This absorbing Irish documentary recounts the life of Eliza Lynch, the Cork-born beauty who is revered in Paraguay as a national heroine. Guided by Michael Lillis and Ronan Fanning – the authors of her meticulously researched biography – director Alan Gilsenan (whose documentary A Vision also screens at JDIFF this year) takes us on an epic journey from famine-stricken Ireland to the battlefields of South America’s bloodiest war.

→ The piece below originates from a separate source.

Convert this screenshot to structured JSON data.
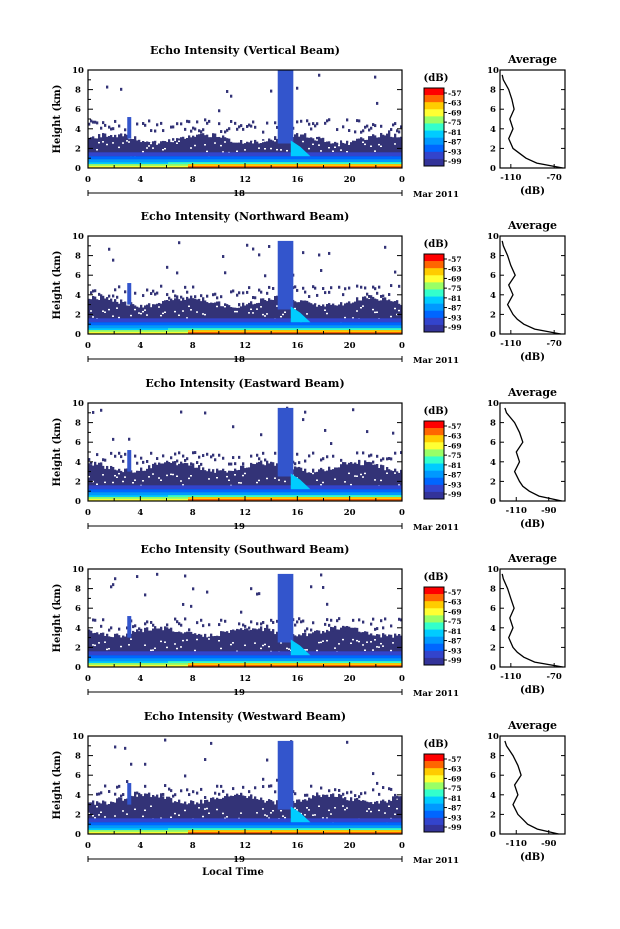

The film’s emotional heart is provided by Maria Doyle Kennedy’s hypnotic interpretation of Lynch, looking back on her life from beyond the grave and confronting her many enemies who branded her an avaricious whore. These dramatized scenes are juxtaposed with a series of beautiful, often melancholy images shot in contemporary Paraguay that convey a sense of its isolation in the heart of South America. In interviews with the country’s elite the hunt for the historical Lynch evolves into an exploration of the disastrous war her lover, the dictator Francisco Solano López, launched against Brazil and Argentina.

With a firm grip on the various threads that make up his narrative, Gilsenan has delivered a film that helps rescue one of the great Irish lives of the 19th century from obscurity while opening a fascinating window onto what is perhaps South America’s least-known country and the apocalyptic conflagration that still haunts its society.